War opens with a squad of soldiers searching for Caesar's deep woods redoubt. The troopers are under the command of the Colonel (Woody Harrelson), a fanatical human species-ist determined to wipe out the intelligent apes. Meanwhile, Caesar's scouts have found a new place for the apes to live, seemingly safe from the greatly diminished human population. But before he can lead the simian exodus, the apes are again attacked by the Colonel, and Caesar must choose between personal revenge and the needs of his ... people.
- Steve Zahn as Bad Ape
Reeves' direction is sure, expanding on the strengths of Dawn while pushing into new territory. Harrelson's mission is to reconstruct Marlon Brando's performance as Colonel Kurtz in Apocalypse Now. Unlike Brando, he appears to have actually read the script. Caesar's face is a masterpiece of CGI, capturing the nuances of Serkis' motion-captured expressions. The other simians, notably Steve Zahn's comic relief Bad Ape and Karin Konoval's wise orangutan Maurice, make for the most sympathetic band of unlikely heroes this side of Guardians of the Galaxy.

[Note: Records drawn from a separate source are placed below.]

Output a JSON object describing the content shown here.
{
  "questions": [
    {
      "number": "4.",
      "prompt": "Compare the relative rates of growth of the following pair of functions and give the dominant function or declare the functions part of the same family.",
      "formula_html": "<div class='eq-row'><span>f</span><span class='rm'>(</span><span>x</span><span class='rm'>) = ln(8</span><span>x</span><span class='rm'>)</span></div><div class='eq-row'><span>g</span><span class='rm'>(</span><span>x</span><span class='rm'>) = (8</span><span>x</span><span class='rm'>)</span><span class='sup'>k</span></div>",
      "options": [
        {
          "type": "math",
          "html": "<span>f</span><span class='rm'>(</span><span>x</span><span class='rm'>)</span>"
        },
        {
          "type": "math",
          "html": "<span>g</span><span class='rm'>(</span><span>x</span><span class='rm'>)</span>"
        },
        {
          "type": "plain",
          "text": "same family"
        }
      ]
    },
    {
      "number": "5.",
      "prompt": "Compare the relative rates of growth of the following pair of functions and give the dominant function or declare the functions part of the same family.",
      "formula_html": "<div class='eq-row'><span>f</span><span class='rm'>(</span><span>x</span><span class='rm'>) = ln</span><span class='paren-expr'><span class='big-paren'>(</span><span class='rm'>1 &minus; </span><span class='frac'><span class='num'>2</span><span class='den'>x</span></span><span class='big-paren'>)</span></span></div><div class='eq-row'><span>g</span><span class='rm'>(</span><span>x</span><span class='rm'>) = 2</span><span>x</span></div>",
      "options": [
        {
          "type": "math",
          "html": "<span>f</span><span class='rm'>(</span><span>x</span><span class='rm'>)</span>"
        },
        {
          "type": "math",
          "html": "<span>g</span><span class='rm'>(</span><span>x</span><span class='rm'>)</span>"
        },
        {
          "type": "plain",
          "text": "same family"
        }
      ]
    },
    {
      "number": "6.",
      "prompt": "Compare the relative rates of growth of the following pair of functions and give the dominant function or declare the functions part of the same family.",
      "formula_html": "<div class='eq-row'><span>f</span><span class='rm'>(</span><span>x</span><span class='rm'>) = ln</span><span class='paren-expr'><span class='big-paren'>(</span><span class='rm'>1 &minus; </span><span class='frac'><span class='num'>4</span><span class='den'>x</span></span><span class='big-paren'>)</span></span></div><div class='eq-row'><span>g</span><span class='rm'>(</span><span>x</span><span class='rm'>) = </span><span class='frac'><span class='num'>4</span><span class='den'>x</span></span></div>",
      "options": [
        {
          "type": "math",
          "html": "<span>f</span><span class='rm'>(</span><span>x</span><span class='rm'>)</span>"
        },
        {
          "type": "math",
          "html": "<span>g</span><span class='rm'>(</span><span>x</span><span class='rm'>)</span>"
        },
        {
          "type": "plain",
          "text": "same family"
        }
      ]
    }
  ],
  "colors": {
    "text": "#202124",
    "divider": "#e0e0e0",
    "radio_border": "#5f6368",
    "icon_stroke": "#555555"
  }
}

Reeves spins riffs off the films I mentioned above, but the overall mood is of a Kurosawa samurai epic, with stoic heroes on snowy battlefields torn between good and evil. My only real objection to War is Caesar's evolution — or perhaps devolution — from principled leader to more conventional Hollywood action hero. Forsaking his duty in favor of an ape-to-man showdown with the Colonel is a very un-Caesar move, but at least Reeves seems to understand the transgression. In the end, the greatest of apes can only watch as his people cross over into the promised land.